Comment Re: Tabs vs Spaces (Score 1) 428

I actually use spaces-only in my own personal code — personally, I hate tabs... BUT — on larger projects where tabs are part of the team culture, the rules listed really do work wonderfully. Everybody can have their own tabstop setting and nobody gets messed up by indentation. I agree that spaces will maintain what you want the code to look like regardless of what settings someone else's editor has, but you can get the same effect by using tabs intelligently. And finally, the example I gave with the for loop actually doesn't break readability at all — it works for tabstop of any size.

Comment Re:Tabs vs Spaces (Score 1) 428

Pretty much. And the issue is that tabs gone wrong is only visible once its viewed by someone with different settings.

Not exactly true. You can pretty easily write a tool that scans a source module for problematic mixing of tabs and spaces. Just require that all changes pass that scan before they are allowed to be checked in.

Comment Re: Tabs vs Spaces (Score 1) 428

Which only matters if all indentation, including alignment, is done with tabs. The moment you throw in a few spaces to line something up on a non-tab boundary (say, to align a second line of arguments with the first argument), then you have a mess, unless your tab width is set to exactly the value that whoever touched the code before you set it to.

What?? Nonsense. Using spaces to line something up on a non-tab boundary is exactly what avoids a mess, not creates it.
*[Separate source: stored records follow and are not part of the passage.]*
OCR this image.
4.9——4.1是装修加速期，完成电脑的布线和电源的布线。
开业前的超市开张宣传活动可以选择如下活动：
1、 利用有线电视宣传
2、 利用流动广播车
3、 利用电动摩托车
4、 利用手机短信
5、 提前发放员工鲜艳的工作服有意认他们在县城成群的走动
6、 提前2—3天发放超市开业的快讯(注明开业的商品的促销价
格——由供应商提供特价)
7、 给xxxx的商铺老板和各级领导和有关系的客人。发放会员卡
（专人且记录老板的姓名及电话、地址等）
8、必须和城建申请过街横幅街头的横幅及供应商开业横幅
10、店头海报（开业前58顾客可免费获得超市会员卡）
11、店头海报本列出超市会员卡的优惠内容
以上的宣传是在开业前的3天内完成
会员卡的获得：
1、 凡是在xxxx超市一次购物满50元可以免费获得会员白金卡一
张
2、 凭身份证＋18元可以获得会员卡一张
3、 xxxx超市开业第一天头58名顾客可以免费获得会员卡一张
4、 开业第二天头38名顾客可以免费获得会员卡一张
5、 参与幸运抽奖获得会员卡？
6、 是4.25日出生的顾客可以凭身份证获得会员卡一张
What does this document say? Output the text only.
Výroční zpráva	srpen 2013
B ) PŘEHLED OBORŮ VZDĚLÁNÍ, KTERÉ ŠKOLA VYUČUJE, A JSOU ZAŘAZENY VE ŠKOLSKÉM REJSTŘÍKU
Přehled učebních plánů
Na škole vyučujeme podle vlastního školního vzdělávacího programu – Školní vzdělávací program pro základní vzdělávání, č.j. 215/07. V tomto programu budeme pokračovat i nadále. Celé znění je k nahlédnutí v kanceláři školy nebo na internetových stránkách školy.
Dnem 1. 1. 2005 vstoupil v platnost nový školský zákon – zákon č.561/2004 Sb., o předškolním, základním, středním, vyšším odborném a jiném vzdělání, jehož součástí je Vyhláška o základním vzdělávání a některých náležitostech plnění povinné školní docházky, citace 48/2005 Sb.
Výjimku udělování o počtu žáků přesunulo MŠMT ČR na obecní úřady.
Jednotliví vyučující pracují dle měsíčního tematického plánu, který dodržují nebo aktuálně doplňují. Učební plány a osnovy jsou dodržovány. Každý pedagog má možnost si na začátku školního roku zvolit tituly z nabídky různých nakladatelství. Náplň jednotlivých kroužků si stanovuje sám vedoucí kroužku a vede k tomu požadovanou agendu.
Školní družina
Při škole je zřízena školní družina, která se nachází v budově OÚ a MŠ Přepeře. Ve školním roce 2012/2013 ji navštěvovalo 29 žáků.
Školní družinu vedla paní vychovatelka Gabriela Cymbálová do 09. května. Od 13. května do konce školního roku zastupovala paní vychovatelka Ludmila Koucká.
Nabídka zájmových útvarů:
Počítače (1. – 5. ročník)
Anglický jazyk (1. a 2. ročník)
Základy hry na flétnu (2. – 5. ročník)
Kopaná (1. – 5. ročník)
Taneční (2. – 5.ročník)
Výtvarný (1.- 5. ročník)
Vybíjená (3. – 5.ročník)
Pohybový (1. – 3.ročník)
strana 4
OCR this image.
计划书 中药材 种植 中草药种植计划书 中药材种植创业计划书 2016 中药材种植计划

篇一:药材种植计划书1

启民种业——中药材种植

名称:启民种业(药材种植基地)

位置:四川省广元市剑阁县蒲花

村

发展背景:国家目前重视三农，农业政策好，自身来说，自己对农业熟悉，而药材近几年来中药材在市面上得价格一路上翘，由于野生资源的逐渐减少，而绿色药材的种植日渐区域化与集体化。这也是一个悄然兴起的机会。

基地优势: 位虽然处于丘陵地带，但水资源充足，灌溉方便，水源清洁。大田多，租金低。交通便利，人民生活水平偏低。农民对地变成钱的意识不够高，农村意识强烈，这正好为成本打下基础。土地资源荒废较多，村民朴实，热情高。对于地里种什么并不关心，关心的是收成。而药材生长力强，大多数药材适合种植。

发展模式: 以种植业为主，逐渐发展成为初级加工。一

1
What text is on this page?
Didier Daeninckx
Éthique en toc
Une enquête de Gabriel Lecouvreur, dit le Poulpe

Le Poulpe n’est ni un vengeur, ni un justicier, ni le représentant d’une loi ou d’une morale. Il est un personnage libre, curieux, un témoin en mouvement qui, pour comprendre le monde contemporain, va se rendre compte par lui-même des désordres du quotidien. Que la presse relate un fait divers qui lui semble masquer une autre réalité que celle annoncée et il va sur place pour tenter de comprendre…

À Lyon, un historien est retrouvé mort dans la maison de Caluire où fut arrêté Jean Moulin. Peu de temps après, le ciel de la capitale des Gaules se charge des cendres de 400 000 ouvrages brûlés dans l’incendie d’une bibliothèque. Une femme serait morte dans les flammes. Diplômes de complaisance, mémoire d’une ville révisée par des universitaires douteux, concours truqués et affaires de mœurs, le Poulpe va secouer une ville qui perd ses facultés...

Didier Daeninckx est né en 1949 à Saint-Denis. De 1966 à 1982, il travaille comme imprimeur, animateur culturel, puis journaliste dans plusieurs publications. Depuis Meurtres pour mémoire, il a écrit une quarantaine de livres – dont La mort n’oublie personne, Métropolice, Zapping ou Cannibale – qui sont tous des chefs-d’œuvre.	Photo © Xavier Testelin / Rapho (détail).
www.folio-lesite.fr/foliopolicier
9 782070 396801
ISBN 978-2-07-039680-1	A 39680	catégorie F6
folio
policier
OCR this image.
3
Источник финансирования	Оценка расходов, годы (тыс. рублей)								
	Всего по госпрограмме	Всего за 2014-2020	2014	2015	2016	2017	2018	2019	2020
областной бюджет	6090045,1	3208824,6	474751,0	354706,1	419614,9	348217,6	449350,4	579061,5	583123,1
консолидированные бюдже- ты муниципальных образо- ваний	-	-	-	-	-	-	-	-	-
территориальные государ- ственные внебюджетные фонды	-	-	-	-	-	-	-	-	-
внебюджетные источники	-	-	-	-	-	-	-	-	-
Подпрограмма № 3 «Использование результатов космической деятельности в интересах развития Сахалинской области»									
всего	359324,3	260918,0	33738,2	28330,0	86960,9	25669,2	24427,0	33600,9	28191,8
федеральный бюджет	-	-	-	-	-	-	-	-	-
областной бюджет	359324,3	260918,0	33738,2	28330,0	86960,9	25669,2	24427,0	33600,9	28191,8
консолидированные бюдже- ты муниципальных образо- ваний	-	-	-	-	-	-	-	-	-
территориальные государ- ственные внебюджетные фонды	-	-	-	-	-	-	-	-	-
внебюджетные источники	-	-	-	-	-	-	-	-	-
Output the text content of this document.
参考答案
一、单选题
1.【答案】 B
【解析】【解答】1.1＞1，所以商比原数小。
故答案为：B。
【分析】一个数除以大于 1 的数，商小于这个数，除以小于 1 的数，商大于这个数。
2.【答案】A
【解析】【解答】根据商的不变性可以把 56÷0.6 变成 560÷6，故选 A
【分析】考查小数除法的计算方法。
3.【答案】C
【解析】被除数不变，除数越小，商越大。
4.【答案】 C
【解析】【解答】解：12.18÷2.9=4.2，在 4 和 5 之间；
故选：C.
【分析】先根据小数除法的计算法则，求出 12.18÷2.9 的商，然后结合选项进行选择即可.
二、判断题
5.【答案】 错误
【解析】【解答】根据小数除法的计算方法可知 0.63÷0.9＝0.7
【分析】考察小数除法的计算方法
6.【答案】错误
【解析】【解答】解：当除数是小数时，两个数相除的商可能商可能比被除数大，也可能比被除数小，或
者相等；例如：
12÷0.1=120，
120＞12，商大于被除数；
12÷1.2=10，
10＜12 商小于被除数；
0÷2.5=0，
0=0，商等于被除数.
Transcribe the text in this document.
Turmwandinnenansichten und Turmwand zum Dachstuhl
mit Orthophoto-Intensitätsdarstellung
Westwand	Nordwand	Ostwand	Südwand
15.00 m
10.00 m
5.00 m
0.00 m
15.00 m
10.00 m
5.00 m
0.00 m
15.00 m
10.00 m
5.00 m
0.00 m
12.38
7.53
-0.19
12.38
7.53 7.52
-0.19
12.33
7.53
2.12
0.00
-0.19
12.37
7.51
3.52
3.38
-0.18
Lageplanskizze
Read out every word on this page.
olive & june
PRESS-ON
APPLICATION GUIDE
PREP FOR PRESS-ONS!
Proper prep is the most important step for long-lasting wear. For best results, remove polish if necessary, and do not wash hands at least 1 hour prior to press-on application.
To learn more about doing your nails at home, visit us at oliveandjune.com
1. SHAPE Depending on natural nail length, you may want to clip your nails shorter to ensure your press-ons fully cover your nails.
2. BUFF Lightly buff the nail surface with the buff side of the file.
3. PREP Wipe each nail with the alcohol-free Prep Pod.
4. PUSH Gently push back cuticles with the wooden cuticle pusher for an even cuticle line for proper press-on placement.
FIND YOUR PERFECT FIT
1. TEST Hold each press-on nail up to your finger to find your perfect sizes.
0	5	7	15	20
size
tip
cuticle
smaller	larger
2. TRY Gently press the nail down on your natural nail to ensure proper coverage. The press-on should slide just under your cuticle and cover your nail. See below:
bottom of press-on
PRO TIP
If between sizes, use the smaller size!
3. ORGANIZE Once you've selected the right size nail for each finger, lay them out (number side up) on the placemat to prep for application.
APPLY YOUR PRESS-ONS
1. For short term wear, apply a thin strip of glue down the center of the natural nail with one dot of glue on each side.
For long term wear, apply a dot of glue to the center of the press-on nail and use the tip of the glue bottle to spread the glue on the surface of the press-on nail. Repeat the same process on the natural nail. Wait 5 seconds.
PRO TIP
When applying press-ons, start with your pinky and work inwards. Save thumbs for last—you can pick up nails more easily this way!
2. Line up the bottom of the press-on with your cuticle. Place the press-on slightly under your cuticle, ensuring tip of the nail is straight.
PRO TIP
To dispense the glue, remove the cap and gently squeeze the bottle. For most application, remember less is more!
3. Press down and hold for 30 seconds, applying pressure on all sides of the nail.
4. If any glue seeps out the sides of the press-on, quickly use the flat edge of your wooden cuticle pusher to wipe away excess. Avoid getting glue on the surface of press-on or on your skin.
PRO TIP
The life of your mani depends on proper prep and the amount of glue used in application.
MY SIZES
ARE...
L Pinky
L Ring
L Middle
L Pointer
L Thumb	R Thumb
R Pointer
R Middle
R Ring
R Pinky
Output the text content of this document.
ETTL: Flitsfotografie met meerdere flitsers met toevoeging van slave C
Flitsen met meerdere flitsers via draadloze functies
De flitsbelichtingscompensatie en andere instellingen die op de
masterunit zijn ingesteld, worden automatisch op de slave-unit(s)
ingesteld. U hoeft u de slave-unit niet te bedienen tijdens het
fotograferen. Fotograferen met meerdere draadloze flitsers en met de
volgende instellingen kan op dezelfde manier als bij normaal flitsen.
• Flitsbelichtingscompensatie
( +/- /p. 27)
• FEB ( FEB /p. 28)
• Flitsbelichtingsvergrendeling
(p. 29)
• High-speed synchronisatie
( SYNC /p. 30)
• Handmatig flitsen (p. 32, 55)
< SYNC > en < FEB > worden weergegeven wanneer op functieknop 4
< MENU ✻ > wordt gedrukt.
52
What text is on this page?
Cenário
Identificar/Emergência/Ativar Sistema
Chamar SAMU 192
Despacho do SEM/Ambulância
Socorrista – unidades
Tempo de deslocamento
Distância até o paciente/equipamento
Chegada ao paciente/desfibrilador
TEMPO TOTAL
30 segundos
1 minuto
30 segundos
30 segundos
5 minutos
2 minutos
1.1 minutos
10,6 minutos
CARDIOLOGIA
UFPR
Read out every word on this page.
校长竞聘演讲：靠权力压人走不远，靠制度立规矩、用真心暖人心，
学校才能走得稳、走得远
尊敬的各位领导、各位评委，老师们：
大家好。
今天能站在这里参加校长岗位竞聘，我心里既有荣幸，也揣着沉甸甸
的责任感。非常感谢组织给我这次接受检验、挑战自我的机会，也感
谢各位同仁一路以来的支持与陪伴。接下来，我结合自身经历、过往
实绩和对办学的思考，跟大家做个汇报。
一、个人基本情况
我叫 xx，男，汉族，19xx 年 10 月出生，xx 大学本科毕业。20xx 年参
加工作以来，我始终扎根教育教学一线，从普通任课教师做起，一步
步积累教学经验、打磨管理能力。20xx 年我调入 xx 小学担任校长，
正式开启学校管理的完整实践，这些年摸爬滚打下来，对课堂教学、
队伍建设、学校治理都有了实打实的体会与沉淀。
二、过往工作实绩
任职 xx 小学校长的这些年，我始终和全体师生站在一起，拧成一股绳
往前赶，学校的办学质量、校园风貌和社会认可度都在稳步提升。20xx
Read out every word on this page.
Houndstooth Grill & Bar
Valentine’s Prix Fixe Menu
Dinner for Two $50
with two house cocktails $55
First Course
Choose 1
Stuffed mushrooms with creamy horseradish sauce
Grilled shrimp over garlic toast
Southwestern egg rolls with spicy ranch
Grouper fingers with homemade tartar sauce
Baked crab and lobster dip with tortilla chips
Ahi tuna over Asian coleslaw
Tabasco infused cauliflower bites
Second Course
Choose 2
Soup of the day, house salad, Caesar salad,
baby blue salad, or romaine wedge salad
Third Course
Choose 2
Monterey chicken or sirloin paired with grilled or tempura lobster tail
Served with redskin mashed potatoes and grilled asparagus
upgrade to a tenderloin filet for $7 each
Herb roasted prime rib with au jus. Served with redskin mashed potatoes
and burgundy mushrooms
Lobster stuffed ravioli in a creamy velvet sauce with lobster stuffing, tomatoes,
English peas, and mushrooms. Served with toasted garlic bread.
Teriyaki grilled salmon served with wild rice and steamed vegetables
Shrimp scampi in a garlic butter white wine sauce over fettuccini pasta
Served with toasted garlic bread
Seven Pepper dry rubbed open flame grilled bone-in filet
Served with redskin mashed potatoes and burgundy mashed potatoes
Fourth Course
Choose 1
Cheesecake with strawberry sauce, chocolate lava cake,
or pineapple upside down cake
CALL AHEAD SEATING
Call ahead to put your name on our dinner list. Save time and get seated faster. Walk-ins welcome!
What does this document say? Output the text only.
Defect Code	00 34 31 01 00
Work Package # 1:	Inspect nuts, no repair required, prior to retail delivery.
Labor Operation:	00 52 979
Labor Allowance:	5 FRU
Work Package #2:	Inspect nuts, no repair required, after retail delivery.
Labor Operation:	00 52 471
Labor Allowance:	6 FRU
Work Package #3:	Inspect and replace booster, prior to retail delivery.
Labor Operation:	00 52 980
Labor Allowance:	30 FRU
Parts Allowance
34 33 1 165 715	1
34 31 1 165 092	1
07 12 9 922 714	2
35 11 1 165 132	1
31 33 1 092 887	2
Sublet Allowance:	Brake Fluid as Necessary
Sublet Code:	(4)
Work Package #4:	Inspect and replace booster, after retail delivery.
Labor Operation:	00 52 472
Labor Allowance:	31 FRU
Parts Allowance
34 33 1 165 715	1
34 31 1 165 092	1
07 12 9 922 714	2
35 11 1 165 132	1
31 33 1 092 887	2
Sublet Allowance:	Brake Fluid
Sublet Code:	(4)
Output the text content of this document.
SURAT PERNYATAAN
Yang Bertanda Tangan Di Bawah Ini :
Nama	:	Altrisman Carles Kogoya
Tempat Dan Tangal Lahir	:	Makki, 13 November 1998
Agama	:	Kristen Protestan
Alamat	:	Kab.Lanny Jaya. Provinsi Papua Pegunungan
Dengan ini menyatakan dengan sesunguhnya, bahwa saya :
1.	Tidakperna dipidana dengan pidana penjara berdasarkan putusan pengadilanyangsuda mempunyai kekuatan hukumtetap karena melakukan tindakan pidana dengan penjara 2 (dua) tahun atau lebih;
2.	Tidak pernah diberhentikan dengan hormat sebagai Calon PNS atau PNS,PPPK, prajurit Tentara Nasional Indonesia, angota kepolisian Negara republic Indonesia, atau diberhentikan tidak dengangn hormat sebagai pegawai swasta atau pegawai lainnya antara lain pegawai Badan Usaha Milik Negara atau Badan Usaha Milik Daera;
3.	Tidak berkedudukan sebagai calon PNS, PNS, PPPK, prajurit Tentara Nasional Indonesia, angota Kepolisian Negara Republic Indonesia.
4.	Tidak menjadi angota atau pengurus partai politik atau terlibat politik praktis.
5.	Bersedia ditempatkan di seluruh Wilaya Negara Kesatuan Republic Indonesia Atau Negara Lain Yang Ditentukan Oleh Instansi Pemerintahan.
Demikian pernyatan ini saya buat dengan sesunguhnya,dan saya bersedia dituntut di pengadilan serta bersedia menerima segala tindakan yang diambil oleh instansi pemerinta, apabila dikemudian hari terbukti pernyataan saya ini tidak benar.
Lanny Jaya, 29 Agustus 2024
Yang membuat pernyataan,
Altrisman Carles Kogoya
To use tabs in code, with zero problems whatsoever, follow these simple rules:

1. Use tabs only for indentation, never for alignment.
2. Tabs may never appear anywhere in the source code except as a contiguous sequence of zero or more tabs at the beginning of a line.
3. Use spaces for alignment, never for indentation.
4. Spaces may follow tabs, but tabs may never follow spaces.

All the lines in your module should match the following regex: /^\t*[^\t]*$/

If you have a for (...) loop that splits across three lines, there should be n tabs leading up to the for, and then on each of the following two lines there should be n tabs followed by 5 spaces, for proper alignment.

Comment Re:Too many pixels = slooooooow (Score 1) 263

Actually, there is no such thing as pure retina resolution. There is only retina resolution as a function of pixel density and viewing distance. So, 4k on a 32" monitor at an 24" viewing distance is retina resolution at typical viewing distance. However, 4k on a 32" monitor at much shorter viewing distance is not.

Comment Re:BCD mode (Score 1) 140

Actually, it was very useful when the 6502 was introduced. Remember, computers were slow back then. Converting a binary number to decimal was especially slow, since it involves division with remainder in a loop, once for each digit produce, and the 6502 had no hardware multiplication or division instructions.

Also — and this is even true today — if you do all your calculations in base 10 instead of binary, you get a different (sometimes more desirable) behavior of rounding. For example, financial calculations are almost always best done in base 10 rather than base 2. No self-respecting spreadsheet program does its financial arithmetic in base 2.

Comment Re:BCD mode (Score 1) 140

BCD mode is useful when you are working with numbers that you want to display to humans often. That is, you can do all the arithmetic in base 10 instead of binary. BCD is slower to work with than binary, but much faster to convert in and out of, since there's basically no conversion other than adding 0x30 (ASCII '0') to the nybble you want to display.

Working in binary, on the other hand, requires costly conversion in and out of human-readable decimal. For example, converting decimal to binary requires a costly multiplication (by 10) on each digit consumed, and converting back to decimal from binary requires a costly division (by 10) one each digit produced.

So for things like scores in games, yeah, BCD is a nice thing.

Comment Re:BCD mode (Score 2) 140

Hmm, you know what? Damn. I misremembered how it worked, and I didn't read closely enough at the link I provided. So, to stand corrected, the D flag was something you set (or cleared) proactively using the SED or CLD instruction. It actually indicated a mode you were in, rather than being a flag in the usual sense (such as a carry or a zero flag).